Brandon Carter, Dr. David B. Dahl, Department of Statistics
Introduction
Cluster analysis is an important exploratory data analysis technique used in a wide variety of fields. Cluster analysis seeks to discover a natural grouping of the data, where items in the same cluster or group are more similar than items from different clusters. Through our research, we developed a novel method for cluster analysis which takes pairwise distance information as input. Our new method improves upon traditional cluster analysis methods which also take pairwise distance information as input, such as hierarchical clustering. Our method, cluster analysis via random partition distributions (CaviarPD) is based on probability distributions and therefore allows the user to discuss probabilities that items are clustered together. Hierarchical clustering, a heuristic method, does not allow for any probability statements about how items are clustered. CaviarPD also gives a better visual of the estimated clustering. Furthermore, through case studies where the true groupings of the data are known, CaviarPD performs better at estimating the true grouping of the data as compared to hierarchical clustering. We now explain hierarchical clustering and how our new method CaviarPD compares to this traditional method.
Methodology
Hierarchical clustering is a heuristic algorithm that begins with each item in its own cluster and successively merges the most similar clusters until all items are in a single cluster. The criteria for defining cluster similarity is called linkage and clusters that are the most similar are merged first. The succession of merges results in a hierarchy of clusters as shown in Figure 1, a clustering tree of a dataset containing the chemical makeups of wines from 3 different cultivars. In order to produce an estimate of the partition of the dataset the tree is cut at a specific height which creates distinct clusters of the items in the dataset. There is no consensus to choosing the height that a clustering tree should be cut. Statistical textbooks even admit that choosing where to cut the tree is often done subjectively by examining the structure of the tree.

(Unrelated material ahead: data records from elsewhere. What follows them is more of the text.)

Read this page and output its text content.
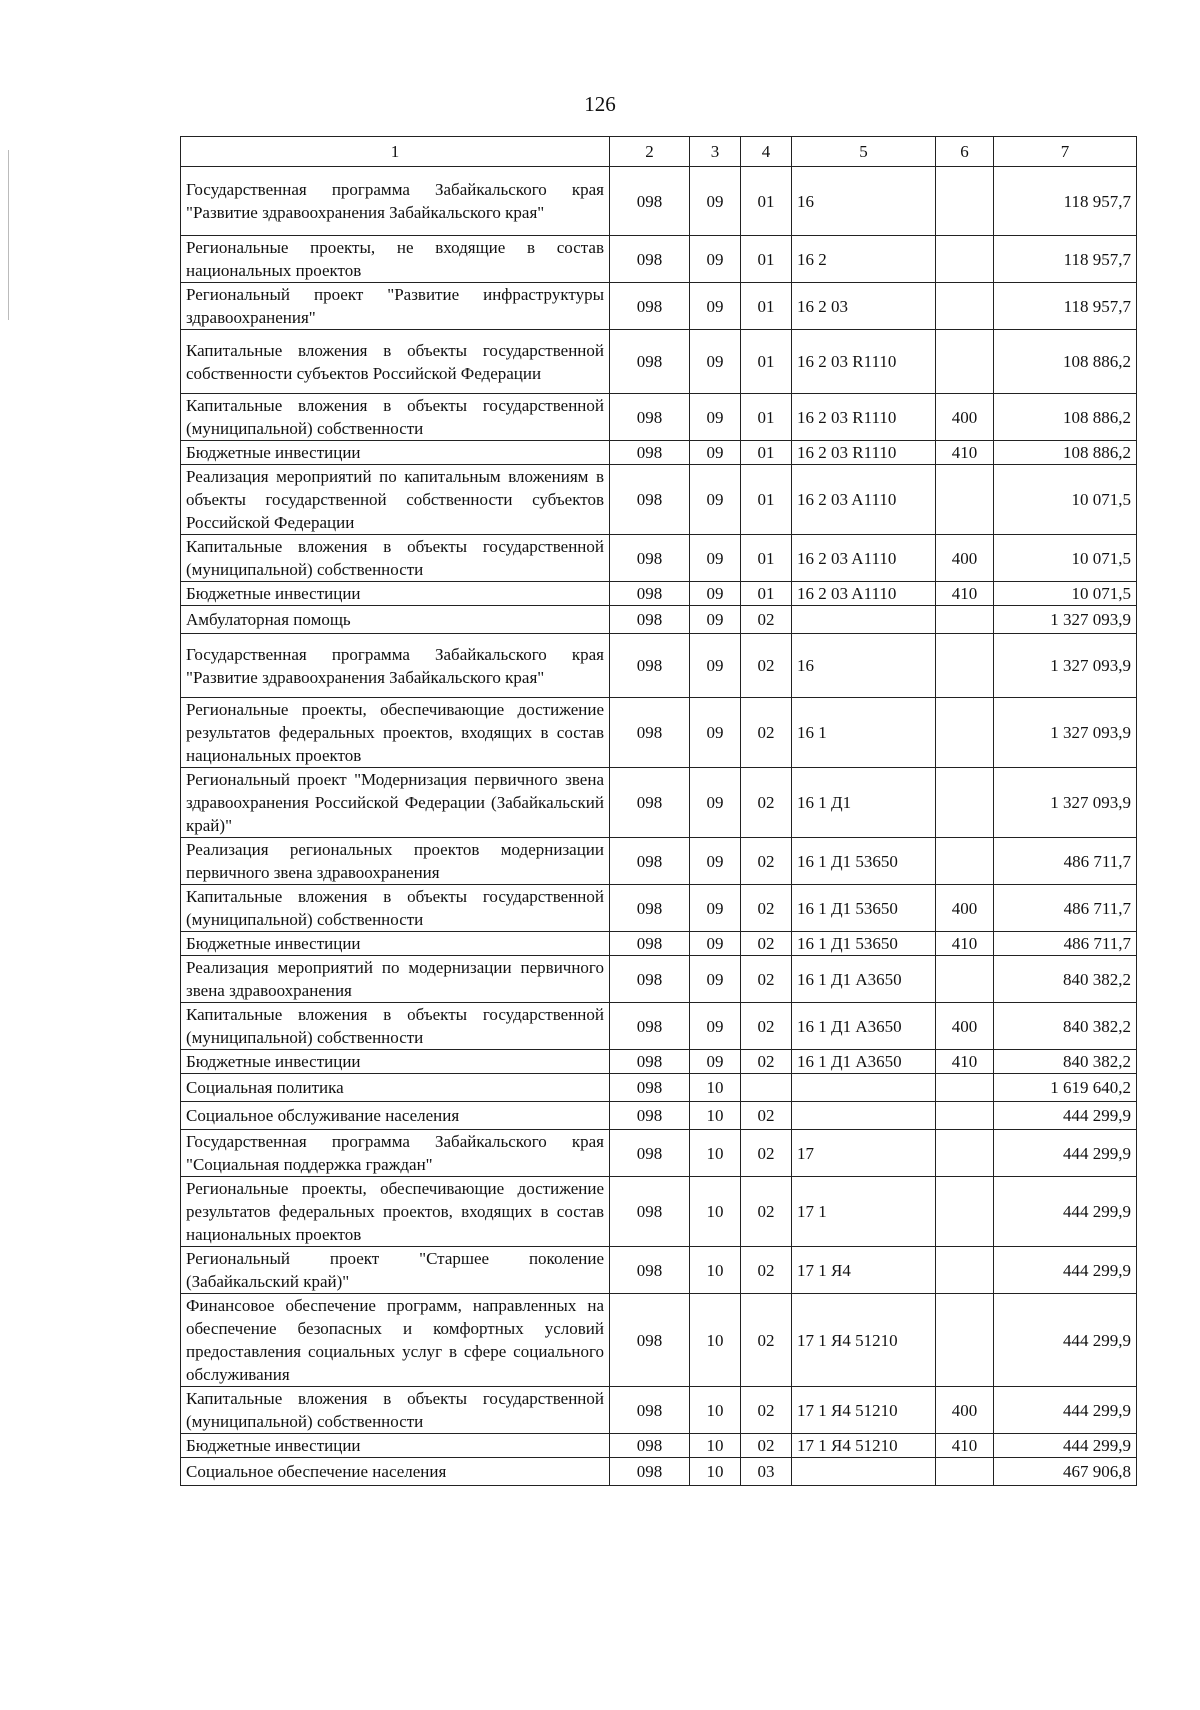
126
1	2	3	4	5	6	7
Государственная программа Забайкальского края "Развитие здравоохранения Забайкальского края"	098	09	01	16		118 957,7
Региональные проекты, не входящие в состав национальных проектов	098	09	01	16 2		118 957,7
Региональный проект "Развитие инфраструктуры здравоохранения"	098	09	01	16 2 03		118 957,7
Капитальные вложения в объекты государственной собственности субъектов Российской Федерации	098	09	01	16 2 03 R1110		108 886,2
Капитальные вложения в объекты государственной (муниципальной) собственности	098	09	01	16 2 03 R1110	400	108 886,2
Бюджетные инвестиции	098	09	01	16 2 03 R1110	410	108 886,2
Реализация мероприятий по капитальным вложениям в объекты государственной собственности субъектов Российской Федерации	098	09	01	16 2 03 A1110		10 071,5
Капитальные вложения в объекты государственной (муниципальной) собственности	098	09	01	16 2 03 A1110	400	10 071,5
Бюджетные инвестиции	098	09	01	16 2 03 A1110	410	10 071,5
Амбулаторная помощь	098	09	02			1 327 093,9
Государственная программа Забайкальского края "Развитие здравоохранения Забайкальского края"	098	09	02	16		1 327 093,9
Региональные проекты, обеспечивающие достижение результатов федеральных проектов, входящих в состав национальных проектов	098	09	02	16 1		1 327 093,9
Региональный проект "Модернизация первичного звена здравоохранения Российской Федерации (Забайкальский край)"	098	09	02	16 1 Д1		1 327 093,9
Реализация региональных проектов модернизации первичного звена здравоохранения	098	09	02	16 1 Д1 53650		486 711,7
Капитальные вложения в объекты государственной (муниципальной) собственности	098	09	02	16 1 Д1 53650	400	486 711,7
Бюджетные инвестиции	098	09	02	16 1 Д1 53650	410	486 711,7
Реализация мероприятий по модернизации первичного звена здравоохранения	098	09	02	16 1 Д1 A3650		840 382,2
Капитальные вложения в объекты государственной (муниципальной) собственности	098	09	02	16 1 Д1 A3650	400	840 382,2
Бюджетные инвестиции	098	09	02	16 1 Д1 A3650	410	840 382,2
Социальная политика	098	10				1 619 640,2
Социальное обслуживание населения	098	10	02			444 299,9
Государственная программа Забайкальского края "Социальная поддержка граждан"	098	10	02	17		444 299,9
Региональные проекты, обеспечивающие достижение результатов федеральных проектов, входящих в состав национальных проектов	098	10	02	17 1		444 299,9
Региональный проект "Старшее поколение (Забайкальский край)"	098	10	02	17 1 Я4		444 299,9
Финансовое обеспечение программ, направленных на обеспечение безопасных и комфортных условий предоставления социальных услуг в сфере социального обслуживания	098	10	02	17 1 Я4 51210		444 299,9
Капитальные вложения в объекты государственной (муниципальной) собственности	098	10	02	17 1 Я4 51210	400	444 299,9
Бюджетные инвестиции	098	10	02	17 1 Я4 51210	410	444 299,9
Социальное обеспечение населения	098	10	03			467 906,8
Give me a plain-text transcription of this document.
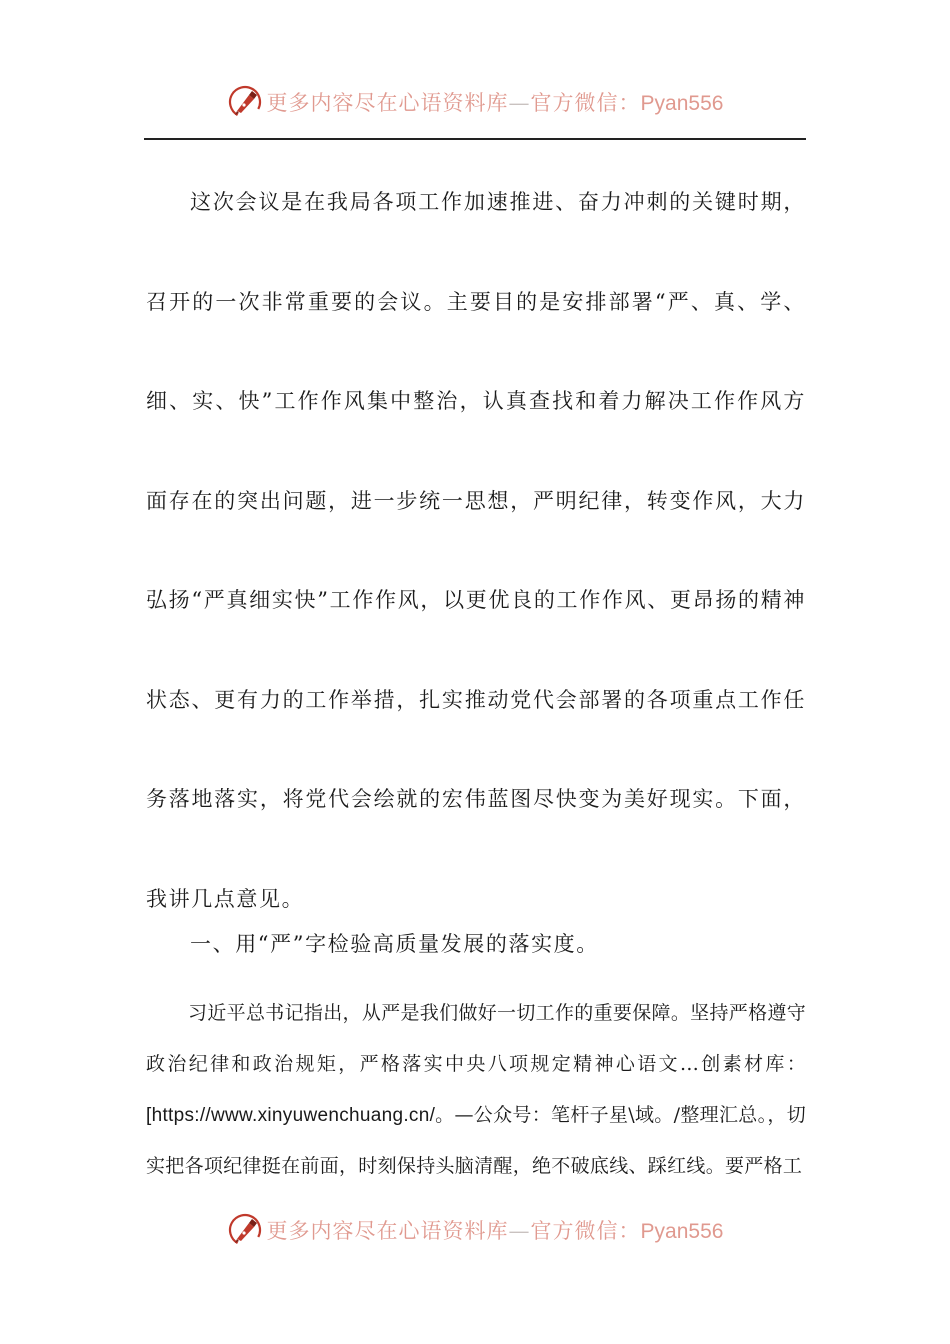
更多内容尽在心语资料库—官方微信：Pyan556

这次会议是在我局各项工作加速推进、奋力冲刺的关键时期，召开的一次非常重要的会议。主要目的是安排部署“严、真、学、细、实、快”工作作风集中整治，认真查找和着力解决工作作风方面存在的突出问题，进一步统一思想，严明纪律，转变作风，大力弘扬“严真细实快”工作作风，以更优良的工作作风、更昂扬的精神状态、更有力的工作举措，扎实推动党代会部署的各项重点工作任务落地落实，将党代会绘就的宏伟蓝图尽快变为美好现实。下面，我讲几点意见。

一、用“严”字检验高质量发展的落实度。

习近平总书记指出，从严是我们做好一切工作的重要保障。坚持严格遵守政治纪律和政治规矩，严格落实中央八项规定精神心语文…创素材库：[https://www.xinyuwenchuang.cn/。—公众号：笔杆子星\域。/整理汇总。，切实把各项纪律挺在前面，时刻保持头脑清醒，绝不破底线、踩红线。要严格工

更多内容尽在心语资料库—官方微信：Pyan556
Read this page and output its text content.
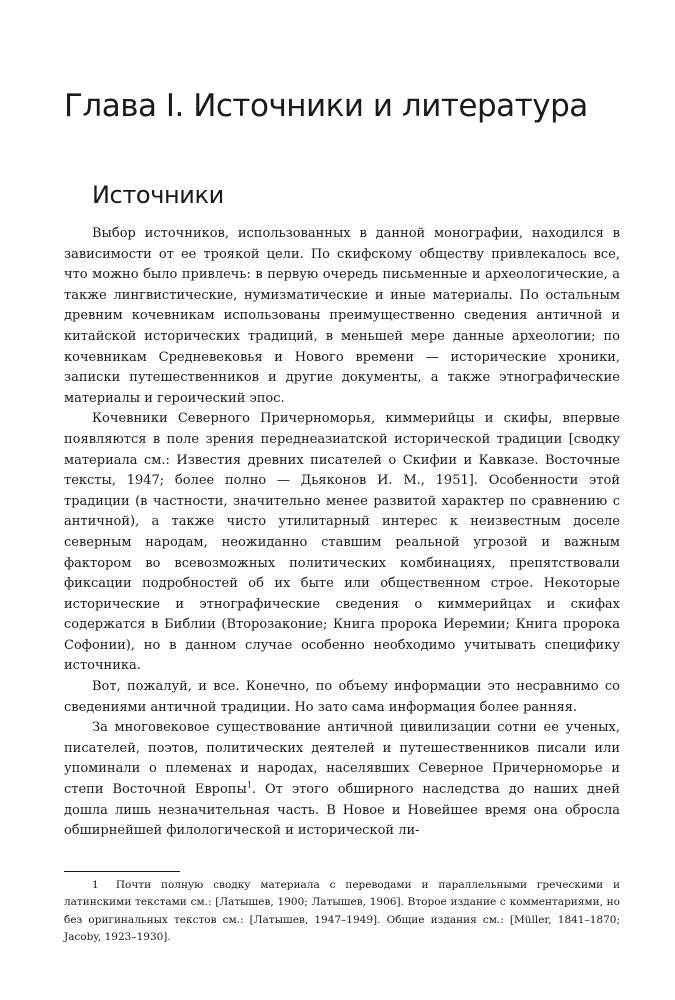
Глава I. Источники и литература
Источники

Выбор источников, использованных в данной монографии, находился в зависимости от ее троякой цели. По скифскому обществу привлекалось все, что можно было привлечь: в первую очередь письменные и археологические, а также лингвистические, нумизматические и иные материалы. По остальным древним кочевникам использованы преимущественно сведения античной и китайской исторических традиций, в меньшей мере данные археологии; по кочевникам Средневековья и Нового времени — исторические хроники, записки путешественников и другие документы, а также этнографические материалы и героический эпос.

Кочевники Северного Причерноморья, киммерийцы и скифы, впервые появляются в поле зрения переднеазиатской исторической традиции [сводку материала см.: Известия древних писателей о Скифии и Кавказе. Восточные тексты, 1947; более полно — Дьяконов И. М., 1951]. Особенности этой традиции (в частности, значительно менее развитой характер по сравнению с античной), а также чисто утилитарный интерес к неизвестным доселе северным народам, неожиданно ставшим реальной угрозой и важным фактором во всевозможных политических комбинациях, препятствовали фиксации подробностей об их быте или общественном строе. Некоторые исторические и этнографические сведения о киммерийцах и скифах содержатся в Библии (Второзаконие; Книга пророка Иеремии; Книга пророка Софонии), но в данном случае особенно необходимо учитывать специфику источника.

Вот, пожалуй, и все. Конечно, по объему информации это несравнимо со сведениями античной традиции. Но зато сама информация более ранняя.

За многовековое существование античной цивилизации сотни ее ученых, писателей, поэтов, политических деятелей и путешественников писали или упоминали о племенах и народах, населявших Северное Причерноморье и степи Восточной Европы$^1$. От этого обширного наследства до наших дней дошла лишь незначительная часть. В Новое и Новейшее время она обросла обширнейшей филологической и исторической ли-

1 Почти полную сводку материала с переводами и параллельными греческими и латинскими текстами см.: [Латышев, 1900; Латышев, 1906]. Второе издание с комментариями, но без оригинальных текстов см.: [Латышев, 1947–1949]. Общие издания см.: [Müller, 1841–1870; Jacoby, 1923–1930].
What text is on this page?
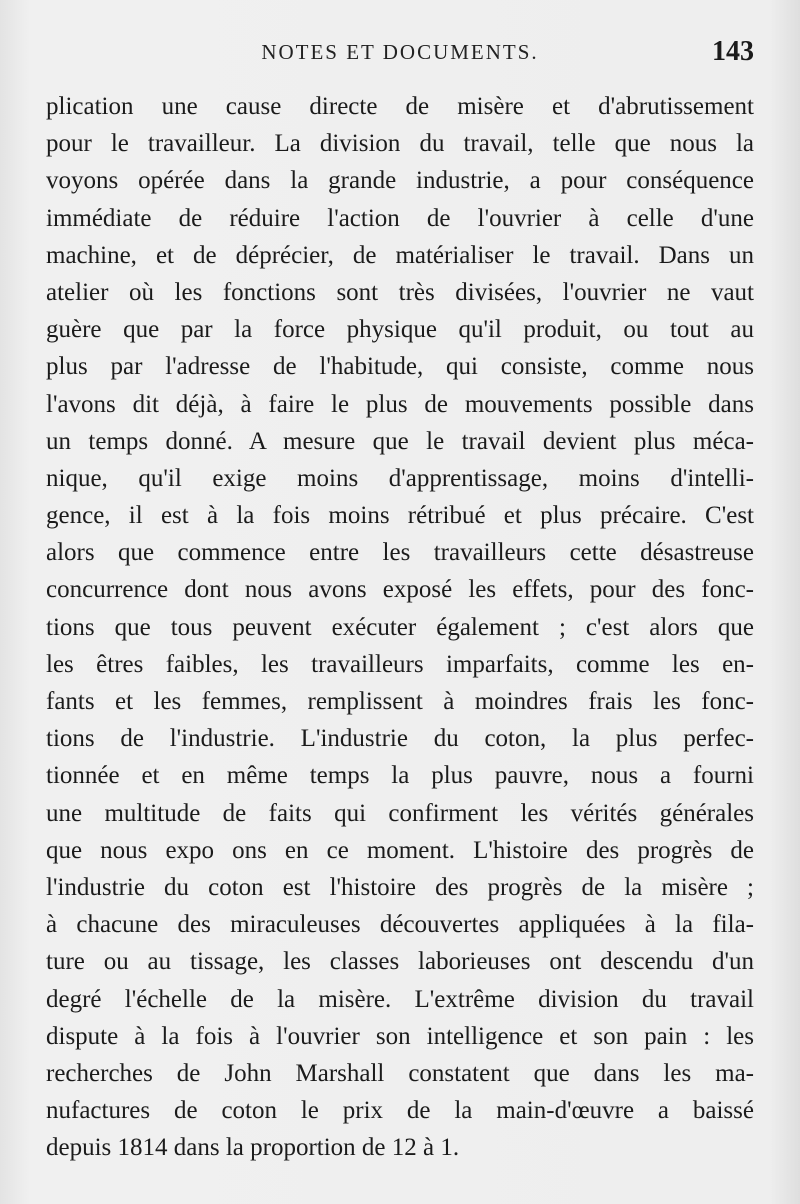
NOTES ET DOCUMENTS.	143
plication une cause directe de misère et d'abrutissement
pour le travailleur. La division du travail, telle que nous la
voyons opérée dans la grande industrie, a pour conséquence
immédiate de réduire l'action de l'ouvrier à celle d'une
machine, et de déprécier, de matérialiser le travail. Dans un
atelier où les fonctions sont très divisées, l'ouvrier ne vaut
guère que par la force physique qu'il produit, ou tout au
plus par l'adresse de l'habitude, qui consiste, comme nous
l'avons dit déjà, à faire le plus de mouvements possible dans
un temps donné. A mesure que le travail devient plus méca-
nique, qu'il exige moins d'apprentissage, moins d'intelli-
gence, il est à la fois moins rétribué et plus précaire. C'est
alors que commence entre les travailleurs cette désastreuse
concurrence dont nous avons exposé les effets, pour des fonc-
tions que tous peuvent exécuter également ; c'est alors que
les êtres faibles, les travailleurs imparfaits, comme les en-
fants et les femmes, remplissent à moindres frais les fonc-
tions de l'industrie. L'industrie du coton, la plus perfec-
tionnée et en même temps la plus pauvre, nous a fourni
une multitude de faits qui confirment les vérités générales
que nous expo ons en ce moment. L'histoire des progrès de
l'industrie du coton est l'histoire des progrès de la misère ;
à chacune des miraculeuses découvertes appliquées à la fila-
ture ou au tissage, les classes laborieuses ont descendu d'un
degré l'échelle de la misère. L'extrême division du travail
dispute à la fois à l'ouvrier son intelligence et son pain : les
recherches de John Marshall constatent que dans les ma-
nufactures de coton le prix de la main-d'œuvre a baissé
depuis 1814 dans la proportion de 12 à 1.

Our development of CaviarPD is motivated by the Ewens-Pitman Attraction (EPA) distribution, a probability distribution over partitions. A constructive definition of the distribution is that observations are sequentially allocated to subsets of a partition with probability proportional to the attraction of the item to that subset. The probability of an item being allocated to a new subset is governing by the mass parameter. The higher the mass parameter the more likely an item will be allocated to a new subset. Draws are obtained from the EPA distribution and are summarized by an expected pairwise allocation matrix (EPAM). Though our method is not Bayesian, estimation techniques commonly used in Bayesian nonparametrics are employed in order to estimate the partition of the data which best represents the EPAM.
A plot the EPAM of the wine dataset is given in Figure 2. The resulting partition estimate is highly dependent on the mass parameter in the EPA distribution. We developed and algorithm to select the mass parameter that best separates the items into distinct groups. Thus, unlike hierarchical clustering, CaviarPD has a built in method to select the number of clusters in the partition estimate.
Results
We used the adjusted rand index (ARI), a measure of similarity between partitions on a scale of 0-1, to compare how well the two methods estimated the true partitioning of the data. Because there is no default method to cut the clustering tree, we selected the cut of the tree that maximized the ARI. For the wine dataset, the very best cut of the tree produced a grouping of the data with 7 clusters and an ARI of .66. CaviarPD, using our mass selection algorithm produced a clustering estimate with 3 clusters and ARI of .79. Thus, CaviarPD both estimated the correct number of clusters and over all produced a better estimate of the true clustering of the wine dataset.
Discussion
CaviarPD in nearly all of our case studies performed better than the very best possible cut of the tree from hierarchical clustering. CaviarPD has a built in method for selecting the mass parameter, therefore is not as subjective as tree cutting in hierarchical clustering. Furthermore, CaviarPD allows the user to discuss probabilities that items are clusters together for a given value of the mass parameter.
Conclusion
CaviarPD not only performs better than hierarchical clustering in estimating the true partition, but also gives a better mathematical and visual representation of clustering results.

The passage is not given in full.